Da die Forderungen gleichartig und die Ansprüche des Finanzamtes auf Rückerstattung der zuviel gezahlten Investitionszulage 1993 und 1994 sowie auf Zinsen nach § 8 Investitionszulagengesetz (InvZulG) (= Gegenforderungen) bereits im Jahr der Festsetzung (1997) fällig geworden sind, lag im Zeitpunkt der Aufrechnung eine - nach Eröffnung des Insolvenzverfahrens eingetretene (§ 95 Abs. 1 Satz 1 InsO) - Aufrechnungslage vor. § 95 Abs. 1 Satz 3 InsO steht der Aufrechnung nicht entgegen, weil der Lohnsteuer-Erstattungsanspruch (Hauptforderung) mangels früherer Zustimmung gemäß § 168 Satz 2 AO nicht "vor" Entstehen der Aufrechnungslage fällig geworden ist.
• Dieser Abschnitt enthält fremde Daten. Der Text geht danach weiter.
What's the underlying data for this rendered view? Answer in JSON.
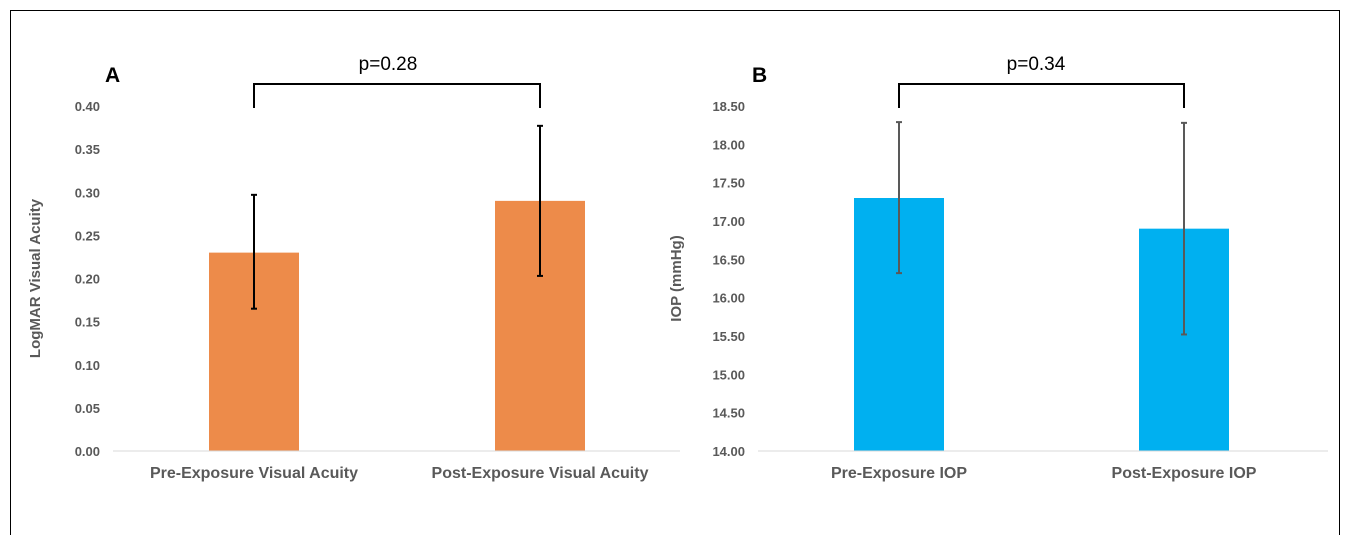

Die Aufrechnung des Beklagten verstößt auch nicht gegen § 96 Nr. 1 InsO, weil der zur Masse gehörende Lohnsteuer-Erstattungsanspruch der Klägerin insolvenzrechtlich bereits im Zeitpunkt der Zahlung der Lohnsteuer am 16.03.2001 (Gutschrift auf dem Konto der Finanzbehörde, § 224 Abs. 2 Nr. 2 AO, § 140 Abs. 1 InsO) begründet gewesen ist (Frotscher, Besteuerung bei Insolvenz, 5. Auflage, S. 74 m.w.N.; vgl. auch BFH, Urteil vom 20.07.2004 - VII R 28/03 -, Der Betrieb [DB] 2004, 2250 - Leitsatz -; Bundesgerichtshof [BGH], Urteil vom 29.06.2004 - IX ZR 147/03 -, Deutsches Steuerrecht [DStR] 2004, 1839).

Die Klage hat aber Erfolg, weil das Finanzamt durch die Aufrechnung eine inkongruente Deckung im Sinne von §§ 96 Nr. 3, 131 Abs. 1 Nr. 1 InsO erlangt hat.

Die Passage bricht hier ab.